Air Canada’s on-time arrivals rate was 57.3 per cent in March versus 69.6 per cent in March 2019, before the COVID-19 pandemic upended the air travel industry. The latest number also contrasts to the 77-to-79 per cent range for three of the biggest U.S. carriers, though they generally face smoother weather conditions.

WestJet and Porter Airlines managed to land about 63 per cent and 65 per cent of their flights on time in March, respectively, compared with 80 per cent and 82 per cent four years earlier.

The higher volume of flight delays could bode poorly for travellers in the coming months and come after chaotic travel seasons during the summer and winter holidays. The situation reflects systemic issues across the Canadian aviation sector, said former Air Canada chief operating officer Duncan Dee

“What is shocking to me from these numbers is that all three major national Canadian airlines face very similar on-performance challenges,” Dee said.

“The only conclusion is either Canadian airlines are operationally challenged or that operating in Canada involves common structural issues which all three Canadian carriers face, which makes their on-time performance markedly poorer versus their U.S. peers,” he said.

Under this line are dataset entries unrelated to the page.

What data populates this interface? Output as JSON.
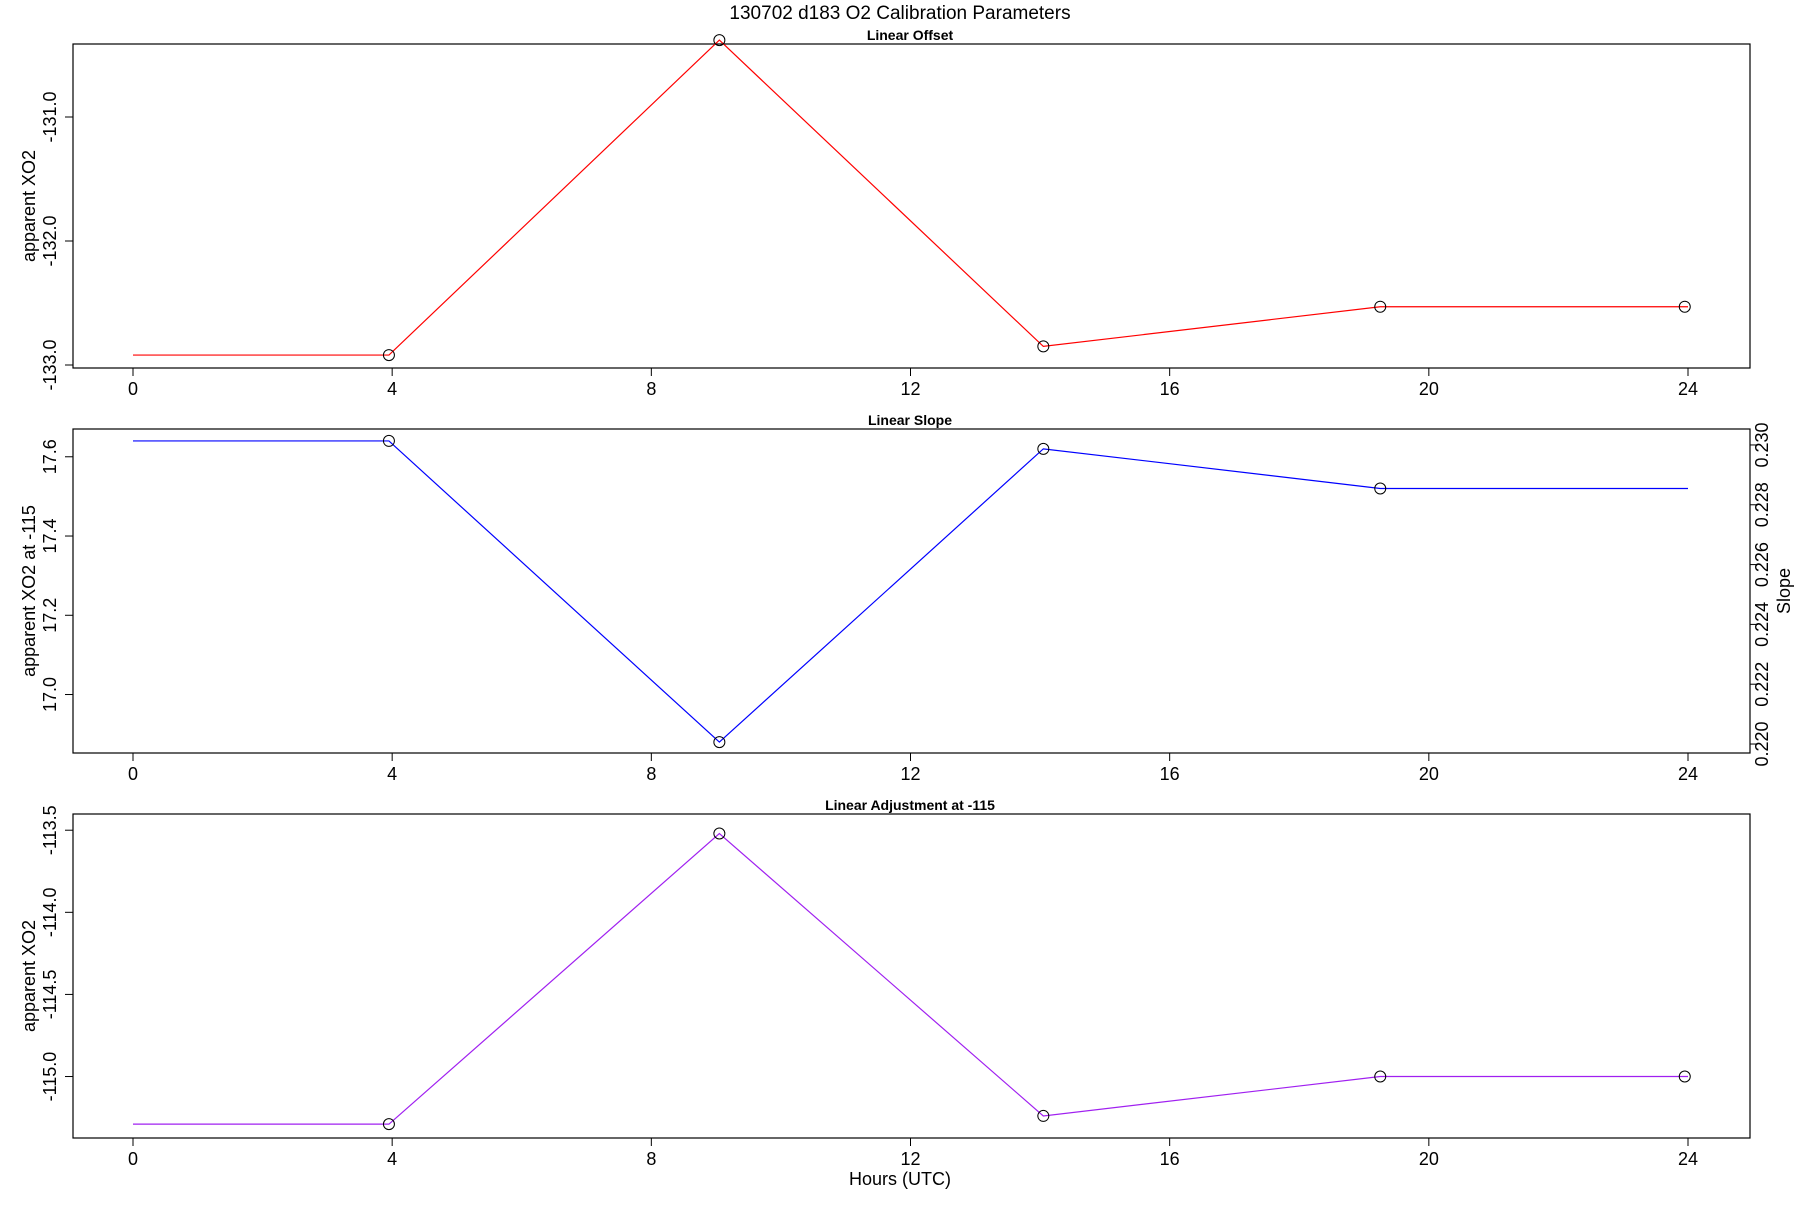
{
  "figure_title": "130702   d183   O2 Calibration Parameters",
  "x_axis_label": "Hours (UTC)",
  "chart_data": [
    {
      "type": "line",
      "title": "Linear Offset",
      "xlabel": "",
      "ylabel": "apparent XO2",
      "xlim": [
        0,
        24
      ],
      "ylim": [
        -133.0,
        -130.5
      ],
      "x_ticks": [
        0,
        4,
        8,
        12,
        16,
        20,
        24
      ],
      "x_tick_labels": [
        "0",
        "4",
        "8",
        "12",
        "16",
        "20",
        "24"
      ],
      "y_ticks": [
        -133.0,
        -132.0,
        -131.0
      ],
      "y_tick_labels": [
        "-133.0",
        "-132.0",
        "-131.0"
      ],
      "line_color": "#ff0000",
      "line_x": [
        0,
        3.95,
        9.05,
        14.05,
        19.25,
        24
      ],
      "line_y": [
        -132.92,
        -132.92,
        -130.38,
        -132.85,
        -132.53,
        -132.53
      ],
      "points_x": [
        3.95,
        9.05,
        14.05,
        19.25,
        23.95
      ],
      "points_y": [
        -132.92,
        -130.38,
        -132.85,
        -132.53,
        -132.53
      ],
      "grid": false
    },
    {
      "type": "line",
      "title": "Linear Slope",
      "xlabel": "",
      "ylabel": "apparent XO2 at -115",
      "y2label": "Slope",
      "xlim": [
        0,
        24
      ],
      "ylim": [
        16.86,
        17.66
      ],
      "x_ticks": [
        0,
        4,
        8,
        12,
        16,
        20,
        24
      ],
      "x_tick_labels": [
        "0",
        "4",
        "8",
        "12",
        "16",
        "20",
        "24"
      ],
      "y_ticks": [
        17.0,
        17.2,
        17.4,
        17.6
      ],
      "y_tick_labels": [
        "17.0",
        "17.2",
        "17.4",
        "17.6"
      ],
      "y2lim": [
        0.2198,
        0.2304
      ],
      "y2_ticks": [
        0.22,
        0.222,
        0.224,
        0.226,
        0.228,
        0.23
      ],
      "y2_tick_labels": [
        "0.220",
        "0.222",
        "0.224",
        "0.226",
        "0.228",
        "0.230"
      ],
      "line_color": "#0000ff",
      "line_x": [
        0,
        3.95,
        9.05,
        14.05,
        19.25,
        24
      ],
      "line_y": [
        17.64,
        17.64,
        16.88,
        17.62,
        17.52,
        17.52
      ],
      "points_x": [
        3.95,
        9.05,
        14.05,
        19.25
      ],
      "points_y": [
        17.64,
        16.88,
        17.62,
        17.52
      ],
      "grid": false
    },
    {
      "type": "line",
      "title": "Linear Adjustment at -115",
      "xlabel": "Hours (UTC)",
      "ylabel": "apparent XO2",
      "xlim": [
        0,
        24
      ],
      "ylim": [
        -115.35,
        -113.45
      ],
      "x_ticks": [
        0,
        4,
        8,
        12,
        16,
        20,
        24
      ],
      "x_tick_labels": [
        "0",
        "4",
        "8",
        "12",
        "16",
        "20",
        "24"
      ],
      "y_ticks": [
        -115.0,
        -114.5,
        -114.0,
        -113.5
      ],
      "y_tick_labels": [
        "-115.0",
        "-114.5",
        "-114.0",
        "-113.5"
      ],
      "line_color": "#a020f0",
      "line_x": [
        0,
        3.95,
        9.05,
        14.05,
        19.25,
        24
      ],
      "line_y": [
        -115.29,
        -115.29,
        -113.52,
        -115.24,
        -115.0,
        -115.0
      ],
      "points_x": [
        3.95,
        9.05,
        14.05,
        19.25,
        23.95
      ],
      "points_y": [
        -115.29,
        -113.52,
        -115.24,
        -115.0,
        -115.0
      ],
      "grid": false
    }
  ]
}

Severe staffing shortages and high worker attrition rates were among the factors conspiring to snarl air travel as the sector began recovering from COVID-19-related travel restrictions in 2022.

Airlines and the two federal agencies responsible for airport security screeners and border officers have told The Canadian Press they are adequately staffed to handle the flood of spring travellers, though some hedged their confidence.

“While we are well-staffed and prepared for the spring and summer travel seasons, it’s important to note that wait times at any airport can occur for various reasons, even when staffing levels are optimal, and can fluctuate throughout the day based on passenger volume/number of flights,” said Suzanne Perseo, a spokeswoman for the Canadian Air Transport Security Authority (CATSA), in an email last month.

The March data was not an exception. The percentage of on-time departures in Vancouver, Toronto and Montreal in February was well below that of airports in Seattle, Chicago, New York City and Boston, according to statistics from OAG.

And last month, the Montreal airport notched an on-time rate of about 68 per cent versus 80 per cent in March 2019. Calgary, the country’s fourth-biggest airport, registered a rate of 72 per cent compared to 82 per cent four years before.

Meanwhile, the Minneapolis-Saint Paul airport, which is no stranger to rough weather and handles more passengers annually than both of those airports combined, saw 81 per cent of its flights depart on-time last month, just three percentage points below 2019.